Ao contrário da PcD04, embora a experiência relatada pela PcD12 tenha sido surpreende ela não pareceu ser agradável. O entrevistado relata que no banheiro do hotel, substituindo uma cadeira de banho, eles prenderam algo semelhante a uma mesa. Esta espécie de mesa de banho (como o mesmo nomeia) era presa na parede e debaixo do chuveiro. A função dela era servir de cadeira de banho para as pessoas com deficiência poderem banhar-se com ‘autonomia’, como descreve o entrevistado.

E quando eu tava tomando banho, essa ferramenta se quebrou, e

eu fui acometido de um acidente, a mesa de banho específica para pessoa com deficiência, ela se desprendeu da parede... E ocasionou alguns arranhões nas minhas costas lá em Salvador sabe!? A sorte é

que eu tava com meu filho, eu tava hospedado com meu filho, e ele

assim, se eu tivesse sozinho eu tava, tinha ficado só como é a história, mas meu filho tava lá e entrou em contato com a gerência do hotel e eles, além de dar o suporte necessário no momento, eles fizeram a troca de quarto pra mim entendeu, se desprendeu da parede mesmo,

quebrou, quebrou cerâmica, quebrou tábua, quebrou tudo

(PcD12).

Levando em consideração o discurso das pessoas com deficiência e comparando com informações coletadas nas entrevistas feitas com os gestores, constatou-se que embora todos

os hotéis possuíssem alguma unidade habitacional adaptada, apenas um hotel apresentou itens extras relacionados à dimensão instrumental.

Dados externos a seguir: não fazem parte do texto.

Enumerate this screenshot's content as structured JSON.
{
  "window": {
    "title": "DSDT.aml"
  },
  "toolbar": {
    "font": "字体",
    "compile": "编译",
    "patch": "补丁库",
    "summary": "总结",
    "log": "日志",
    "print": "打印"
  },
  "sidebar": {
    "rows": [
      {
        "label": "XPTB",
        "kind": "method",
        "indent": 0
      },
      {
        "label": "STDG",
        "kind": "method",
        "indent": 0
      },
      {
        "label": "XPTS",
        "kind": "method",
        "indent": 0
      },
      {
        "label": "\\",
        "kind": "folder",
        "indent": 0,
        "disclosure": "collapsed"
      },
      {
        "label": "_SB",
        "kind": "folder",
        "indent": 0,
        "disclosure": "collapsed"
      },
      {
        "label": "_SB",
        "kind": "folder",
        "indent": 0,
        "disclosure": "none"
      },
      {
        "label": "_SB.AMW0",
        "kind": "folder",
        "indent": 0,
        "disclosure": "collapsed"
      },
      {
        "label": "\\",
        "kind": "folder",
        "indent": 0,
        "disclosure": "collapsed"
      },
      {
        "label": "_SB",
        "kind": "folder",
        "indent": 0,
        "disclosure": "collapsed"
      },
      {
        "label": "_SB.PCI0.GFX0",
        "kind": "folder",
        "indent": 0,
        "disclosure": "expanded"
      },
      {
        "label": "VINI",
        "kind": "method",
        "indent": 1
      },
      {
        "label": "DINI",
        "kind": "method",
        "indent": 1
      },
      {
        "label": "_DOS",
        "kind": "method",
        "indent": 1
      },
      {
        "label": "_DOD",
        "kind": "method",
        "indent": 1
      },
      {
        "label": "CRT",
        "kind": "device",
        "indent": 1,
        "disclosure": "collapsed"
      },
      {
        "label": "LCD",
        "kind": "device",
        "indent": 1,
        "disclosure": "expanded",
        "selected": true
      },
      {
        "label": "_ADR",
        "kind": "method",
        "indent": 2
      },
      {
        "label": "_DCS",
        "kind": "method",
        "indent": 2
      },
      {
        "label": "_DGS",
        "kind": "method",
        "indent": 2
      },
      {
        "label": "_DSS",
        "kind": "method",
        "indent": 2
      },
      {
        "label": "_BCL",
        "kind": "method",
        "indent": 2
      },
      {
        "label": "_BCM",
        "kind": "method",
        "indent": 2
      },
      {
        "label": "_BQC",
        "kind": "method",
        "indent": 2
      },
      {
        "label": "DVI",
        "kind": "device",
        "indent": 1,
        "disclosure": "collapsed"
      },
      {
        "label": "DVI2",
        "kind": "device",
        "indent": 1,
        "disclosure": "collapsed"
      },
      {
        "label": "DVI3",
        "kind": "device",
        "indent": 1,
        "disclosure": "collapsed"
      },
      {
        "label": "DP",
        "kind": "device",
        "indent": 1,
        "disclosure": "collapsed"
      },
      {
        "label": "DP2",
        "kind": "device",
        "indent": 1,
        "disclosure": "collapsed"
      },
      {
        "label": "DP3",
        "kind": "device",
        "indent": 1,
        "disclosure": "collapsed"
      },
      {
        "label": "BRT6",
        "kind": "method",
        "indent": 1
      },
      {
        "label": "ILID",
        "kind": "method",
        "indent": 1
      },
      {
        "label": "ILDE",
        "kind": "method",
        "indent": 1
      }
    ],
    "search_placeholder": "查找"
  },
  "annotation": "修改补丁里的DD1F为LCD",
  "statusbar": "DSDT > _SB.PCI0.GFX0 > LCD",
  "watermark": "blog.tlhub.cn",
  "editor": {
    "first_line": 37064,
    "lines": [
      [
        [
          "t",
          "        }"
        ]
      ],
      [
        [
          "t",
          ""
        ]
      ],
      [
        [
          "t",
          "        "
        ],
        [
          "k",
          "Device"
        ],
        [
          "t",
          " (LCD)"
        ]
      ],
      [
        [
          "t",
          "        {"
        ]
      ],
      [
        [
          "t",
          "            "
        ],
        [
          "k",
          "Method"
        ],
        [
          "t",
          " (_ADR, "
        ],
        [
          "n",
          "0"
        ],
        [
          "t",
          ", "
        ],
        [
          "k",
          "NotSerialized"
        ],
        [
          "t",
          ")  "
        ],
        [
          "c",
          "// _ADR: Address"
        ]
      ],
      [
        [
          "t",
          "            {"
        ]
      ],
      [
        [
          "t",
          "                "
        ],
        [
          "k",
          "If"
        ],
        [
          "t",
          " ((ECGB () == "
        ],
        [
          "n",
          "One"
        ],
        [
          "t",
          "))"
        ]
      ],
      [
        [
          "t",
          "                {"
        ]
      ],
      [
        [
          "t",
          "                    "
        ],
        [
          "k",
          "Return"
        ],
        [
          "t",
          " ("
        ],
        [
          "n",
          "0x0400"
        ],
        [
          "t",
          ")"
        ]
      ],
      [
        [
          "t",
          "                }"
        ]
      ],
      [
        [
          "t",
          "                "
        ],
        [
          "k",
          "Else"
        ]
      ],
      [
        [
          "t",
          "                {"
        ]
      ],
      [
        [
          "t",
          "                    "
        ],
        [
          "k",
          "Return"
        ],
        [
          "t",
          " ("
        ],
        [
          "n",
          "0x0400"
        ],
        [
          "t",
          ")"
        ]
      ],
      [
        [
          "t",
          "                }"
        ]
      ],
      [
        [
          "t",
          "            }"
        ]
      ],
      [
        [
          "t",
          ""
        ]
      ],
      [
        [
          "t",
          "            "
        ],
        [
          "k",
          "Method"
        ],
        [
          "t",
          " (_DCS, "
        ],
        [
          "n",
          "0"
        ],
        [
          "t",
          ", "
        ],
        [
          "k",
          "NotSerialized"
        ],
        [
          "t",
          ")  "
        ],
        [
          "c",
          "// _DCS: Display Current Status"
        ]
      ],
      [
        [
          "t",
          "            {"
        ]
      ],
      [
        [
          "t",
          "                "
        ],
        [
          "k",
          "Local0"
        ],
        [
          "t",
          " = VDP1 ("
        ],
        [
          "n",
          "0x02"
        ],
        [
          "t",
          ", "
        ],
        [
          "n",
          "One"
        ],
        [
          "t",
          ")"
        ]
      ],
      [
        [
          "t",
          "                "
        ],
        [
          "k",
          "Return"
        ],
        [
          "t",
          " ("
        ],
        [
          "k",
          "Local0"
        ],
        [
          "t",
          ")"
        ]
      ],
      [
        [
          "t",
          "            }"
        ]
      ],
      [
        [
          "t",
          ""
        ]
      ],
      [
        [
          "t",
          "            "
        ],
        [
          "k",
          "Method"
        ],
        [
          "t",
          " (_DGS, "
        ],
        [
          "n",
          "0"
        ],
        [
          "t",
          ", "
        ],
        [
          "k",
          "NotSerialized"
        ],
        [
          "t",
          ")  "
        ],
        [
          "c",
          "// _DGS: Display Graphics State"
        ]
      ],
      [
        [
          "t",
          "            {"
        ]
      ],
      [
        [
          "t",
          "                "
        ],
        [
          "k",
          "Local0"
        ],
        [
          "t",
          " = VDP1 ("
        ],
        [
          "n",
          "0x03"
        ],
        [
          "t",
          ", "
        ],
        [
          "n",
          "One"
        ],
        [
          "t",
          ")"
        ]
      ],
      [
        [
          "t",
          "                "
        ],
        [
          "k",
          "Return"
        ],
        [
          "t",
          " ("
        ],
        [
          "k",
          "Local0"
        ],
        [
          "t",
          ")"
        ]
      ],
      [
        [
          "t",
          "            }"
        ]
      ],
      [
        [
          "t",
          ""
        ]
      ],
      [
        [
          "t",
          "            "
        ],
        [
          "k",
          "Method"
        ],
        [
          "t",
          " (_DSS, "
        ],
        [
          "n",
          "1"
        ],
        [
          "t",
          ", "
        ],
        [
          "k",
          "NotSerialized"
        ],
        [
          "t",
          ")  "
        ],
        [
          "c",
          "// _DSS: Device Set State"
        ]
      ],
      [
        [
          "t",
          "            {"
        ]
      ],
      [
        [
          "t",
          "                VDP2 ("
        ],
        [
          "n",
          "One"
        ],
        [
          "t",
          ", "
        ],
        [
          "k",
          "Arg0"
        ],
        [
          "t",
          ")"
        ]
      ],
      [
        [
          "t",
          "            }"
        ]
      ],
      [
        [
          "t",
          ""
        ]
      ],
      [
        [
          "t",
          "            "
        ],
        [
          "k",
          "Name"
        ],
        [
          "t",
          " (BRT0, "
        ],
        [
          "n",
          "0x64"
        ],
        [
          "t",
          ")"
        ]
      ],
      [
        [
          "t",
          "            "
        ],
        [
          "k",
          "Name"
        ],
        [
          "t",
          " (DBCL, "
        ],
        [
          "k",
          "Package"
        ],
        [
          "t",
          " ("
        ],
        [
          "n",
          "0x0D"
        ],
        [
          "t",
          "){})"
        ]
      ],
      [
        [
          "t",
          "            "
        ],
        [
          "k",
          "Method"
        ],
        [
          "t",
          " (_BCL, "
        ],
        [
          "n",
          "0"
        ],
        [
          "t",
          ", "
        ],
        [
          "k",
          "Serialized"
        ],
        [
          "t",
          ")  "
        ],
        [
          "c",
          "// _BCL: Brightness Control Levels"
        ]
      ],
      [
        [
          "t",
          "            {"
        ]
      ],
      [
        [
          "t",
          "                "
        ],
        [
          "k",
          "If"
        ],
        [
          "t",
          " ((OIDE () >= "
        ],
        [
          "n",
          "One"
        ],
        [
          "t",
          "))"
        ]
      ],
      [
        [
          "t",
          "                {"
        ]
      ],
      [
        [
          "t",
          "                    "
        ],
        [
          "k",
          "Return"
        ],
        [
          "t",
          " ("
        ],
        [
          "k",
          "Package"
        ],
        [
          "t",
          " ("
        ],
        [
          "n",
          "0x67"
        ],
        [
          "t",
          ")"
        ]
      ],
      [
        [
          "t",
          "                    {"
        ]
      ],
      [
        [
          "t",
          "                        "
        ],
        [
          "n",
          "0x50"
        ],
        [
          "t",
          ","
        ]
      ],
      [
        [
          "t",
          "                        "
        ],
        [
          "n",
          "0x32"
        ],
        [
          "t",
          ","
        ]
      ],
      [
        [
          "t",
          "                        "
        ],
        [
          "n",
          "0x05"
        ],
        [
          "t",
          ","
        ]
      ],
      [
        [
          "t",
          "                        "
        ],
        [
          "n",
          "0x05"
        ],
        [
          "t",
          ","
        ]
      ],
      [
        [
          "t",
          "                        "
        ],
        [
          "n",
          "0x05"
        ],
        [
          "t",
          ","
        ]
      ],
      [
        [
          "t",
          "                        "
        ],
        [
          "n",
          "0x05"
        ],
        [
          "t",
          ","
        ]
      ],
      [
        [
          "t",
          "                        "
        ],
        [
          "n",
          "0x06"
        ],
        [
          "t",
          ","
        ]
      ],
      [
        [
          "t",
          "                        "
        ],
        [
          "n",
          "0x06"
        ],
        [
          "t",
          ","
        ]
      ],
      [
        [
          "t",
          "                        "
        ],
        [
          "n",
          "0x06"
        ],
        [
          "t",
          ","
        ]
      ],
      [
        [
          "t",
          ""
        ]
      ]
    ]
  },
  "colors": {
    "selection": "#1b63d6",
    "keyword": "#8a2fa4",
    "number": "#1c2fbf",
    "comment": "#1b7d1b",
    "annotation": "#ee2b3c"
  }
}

Nós temos a rampa de acesso e um elevador na entrada do hotel, elevadores dentro do hotel, não temos box pra que a cadeira de banho possa ter acesso e temos a cadeira de banho (Gestor 08). Ao se analisar a fala do gestor 08, constata-se que a ausência de alguns objetos pode ser favorável para a pessoa com deficiência, como por exemplo, a inexistência do box nos banheiros. Logo, neste caso específico, a barreira instrumental é transposta mediante uma ausência. Ainda falando nos itens que podem ajudar as pessoas com deficiência, a PcD03 relatou outros que ainda não foram expostos neste trabalho.

Eu falo que para o banheiro é preciso uma tampa que tem um

buraco, às vezes facilita na hora que você for fazer higienização, (...)

às vezes a pia não está adaptada para o cadeirante, e a gente não consegue ficar direito. O espelho tem que ficar habilitado entre zero a dez graus, até dez graus. Todos esses problemas acontecem em todos os hotéis (PcD03).

Para tanto, infere-se que os estabelecimentos hoteleiros ao evitarem a barreira instrumental estão garantindo o melhor acesso para as pessoas com deficiência. Além disso, constatou-se que a ausência desta dimensão é quase imperceptível para quem não é deficiente, mas é essencial para os usuários dos utensílios referentes a esta. Desta maneira, mediante as entrevistas conclui-se que dos 8 estabelecimentos hoteleiros entrevistados, 7 deles não possuíam nenhum das ferramentas desta dimensão, expressando assim uma possível falta de conhecimento dos gestores acerca da acessibilidade nas empresas hoteleiros.